Par un mémoire en défense, enregistré le 23 juillet 2020, le ministre de la justice conclut au rejet de la requête.
Il soutient que c'est à bon droit que la requête de M. D... a été rejetée pour irrecevabilité par le tribunal administratif de Caen.
M. D... a été admis au bénéfice de l'aide juridictionnelle totale par une décision du bureau d'aide juridictionnelle du 23 mai 2019.
Vu les autres pièces du dossier.
Vu :
- le code de procédure pénale ;
- le décret n° 2013-368 du 30 avril 2013 ;
- la loi n° 91-647 du 10 juillet 1991 ;
- le code de justice administrative.
Les parties ont été régulièrement averties du jour de l'audience.

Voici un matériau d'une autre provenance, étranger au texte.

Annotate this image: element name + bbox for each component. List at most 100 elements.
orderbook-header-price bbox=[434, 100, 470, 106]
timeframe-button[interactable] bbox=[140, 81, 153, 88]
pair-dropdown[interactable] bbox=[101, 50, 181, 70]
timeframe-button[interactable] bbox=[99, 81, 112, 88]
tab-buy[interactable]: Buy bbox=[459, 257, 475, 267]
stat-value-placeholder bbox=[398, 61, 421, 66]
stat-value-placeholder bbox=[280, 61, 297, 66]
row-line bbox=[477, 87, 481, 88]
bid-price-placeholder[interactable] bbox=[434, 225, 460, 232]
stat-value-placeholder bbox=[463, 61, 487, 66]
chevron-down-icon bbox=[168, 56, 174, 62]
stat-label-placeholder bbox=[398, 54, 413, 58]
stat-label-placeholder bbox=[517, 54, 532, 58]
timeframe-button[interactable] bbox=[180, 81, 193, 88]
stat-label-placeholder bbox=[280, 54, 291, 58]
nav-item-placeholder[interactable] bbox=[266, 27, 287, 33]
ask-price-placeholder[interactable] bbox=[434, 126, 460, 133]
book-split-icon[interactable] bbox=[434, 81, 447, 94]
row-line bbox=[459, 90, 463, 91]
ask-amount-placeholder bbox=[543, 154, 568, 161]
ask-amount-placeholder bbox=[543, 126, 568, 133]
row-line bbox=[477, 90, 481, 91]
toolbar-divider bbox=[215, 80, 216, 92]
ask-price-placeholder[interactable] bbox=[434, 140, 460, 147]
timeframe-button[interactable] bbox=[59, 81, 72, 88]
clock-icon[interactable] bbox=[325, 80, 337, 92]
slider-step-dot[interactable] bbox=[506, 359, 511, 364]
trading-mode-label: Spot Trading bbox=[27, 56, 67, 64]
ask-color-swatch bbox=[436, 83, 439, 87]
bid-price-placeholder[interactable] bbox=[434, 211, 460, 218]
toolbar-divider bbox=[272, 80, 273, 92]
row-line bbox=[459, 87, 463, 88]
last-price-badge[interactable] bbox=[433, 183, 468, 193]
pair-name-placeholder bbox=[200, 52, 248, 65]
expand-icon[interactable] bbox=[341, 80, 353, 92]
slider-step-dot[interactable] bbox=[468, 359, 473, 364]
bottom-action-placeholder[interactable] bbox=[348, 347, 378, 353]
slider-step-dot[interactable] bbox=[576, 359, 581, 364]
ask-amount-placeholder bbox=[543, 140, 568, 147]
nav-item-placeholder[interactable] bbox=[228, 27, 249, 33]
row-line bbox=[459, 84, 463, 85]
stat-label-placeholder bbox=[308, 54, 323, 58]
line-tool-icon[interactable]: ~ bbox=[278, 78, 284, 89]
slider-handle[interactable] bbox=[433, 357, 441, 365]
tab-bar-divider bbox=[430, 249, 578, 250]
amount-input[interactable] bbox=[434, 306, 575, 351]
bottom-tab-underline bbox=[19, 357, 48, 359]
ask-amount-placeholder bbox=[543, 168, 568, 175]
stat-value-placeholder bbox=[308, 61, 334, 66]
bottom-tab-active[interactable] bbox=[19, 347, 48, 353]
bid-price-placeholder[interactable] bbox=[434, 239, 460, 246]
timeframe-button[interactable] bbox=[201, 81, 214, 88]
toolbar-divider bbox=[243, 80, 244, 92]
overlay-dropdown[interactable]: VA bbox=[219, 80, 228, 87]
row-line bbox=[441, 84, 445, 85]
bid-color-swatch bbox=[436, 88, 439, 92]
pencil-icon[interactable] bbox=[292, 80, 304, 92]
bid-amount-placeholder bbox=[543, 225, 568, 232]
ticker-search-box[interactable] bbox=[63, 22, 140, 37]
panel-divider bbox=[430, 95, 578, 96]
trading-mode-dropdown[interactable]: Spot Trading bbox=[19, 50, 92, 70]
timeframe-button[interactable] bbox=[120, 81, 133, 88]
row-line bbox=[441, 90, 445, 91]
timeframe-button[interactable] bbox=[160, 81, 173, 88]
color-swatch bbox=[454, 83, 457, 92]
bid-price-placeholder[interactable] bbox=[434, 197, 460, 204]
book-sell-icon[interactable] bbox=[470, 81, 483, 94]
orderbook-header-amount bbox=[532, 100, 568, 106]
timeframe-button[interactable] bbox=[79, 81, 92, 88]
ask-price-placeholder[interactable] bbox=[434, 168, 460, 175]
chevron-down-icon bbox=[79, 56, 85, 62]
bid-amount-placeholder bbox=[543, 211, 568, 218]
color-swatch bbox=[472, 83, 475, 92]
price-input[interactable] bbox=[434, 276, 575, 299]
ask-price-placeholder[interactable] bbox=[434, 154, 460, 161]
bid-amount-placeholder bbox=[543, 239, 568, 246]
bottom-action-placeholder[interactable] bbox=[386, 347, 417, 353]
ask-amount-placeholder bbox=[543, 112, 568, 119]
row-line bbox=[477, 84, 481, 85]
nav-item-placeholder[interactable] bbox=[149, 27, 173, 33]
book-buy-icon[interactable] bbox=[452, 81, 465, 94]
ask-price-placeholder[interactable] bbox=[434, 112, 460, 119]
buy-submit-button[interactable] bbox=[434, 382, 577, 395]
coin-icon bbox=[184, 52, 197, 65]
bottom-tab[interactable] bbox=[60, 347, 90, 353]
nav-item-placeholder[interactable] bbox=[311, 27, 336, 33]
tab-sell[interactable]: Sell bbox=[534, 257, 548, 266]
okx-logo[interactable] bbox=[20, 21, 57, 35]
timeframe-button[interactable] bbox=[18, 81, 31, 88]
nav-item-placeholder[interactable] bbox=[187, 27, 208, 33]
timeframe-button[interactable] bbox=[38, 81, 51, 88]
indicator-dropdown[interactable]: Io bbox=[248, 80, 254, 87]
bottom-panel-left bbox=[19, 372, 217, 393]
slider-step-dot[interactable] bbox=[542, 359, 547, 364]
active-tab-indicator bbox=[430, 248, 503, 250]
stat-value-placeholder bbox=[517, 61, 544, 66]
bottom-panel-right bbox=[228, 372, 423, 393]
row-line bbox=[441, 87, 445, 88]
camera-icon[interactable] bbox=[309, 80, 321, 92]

Ont été entendus au cours de l'audience publique :
- le rapport de M. A...,
- et les conclusions de M. Besse, rapporteur public.
Considérant ce qui suit :
1. Par une décision du 10 mai 2017 le directeur du centre pénitentiaire d'Alençon-Condé-sur-Sarthe a refusé d'autoriser un détenu à céder sa console de jeux, de type X BOX 360, à M. B... D..., également détenu, au motif que la personne cédante n'avait pas été identifiée comme en disposant. Par un jugement du 1er mars 2019, dont M. D... relève appel, le tribunal administratif de Caen a rejeté sa demande d'annulation de cette décision pour irrecevabilité.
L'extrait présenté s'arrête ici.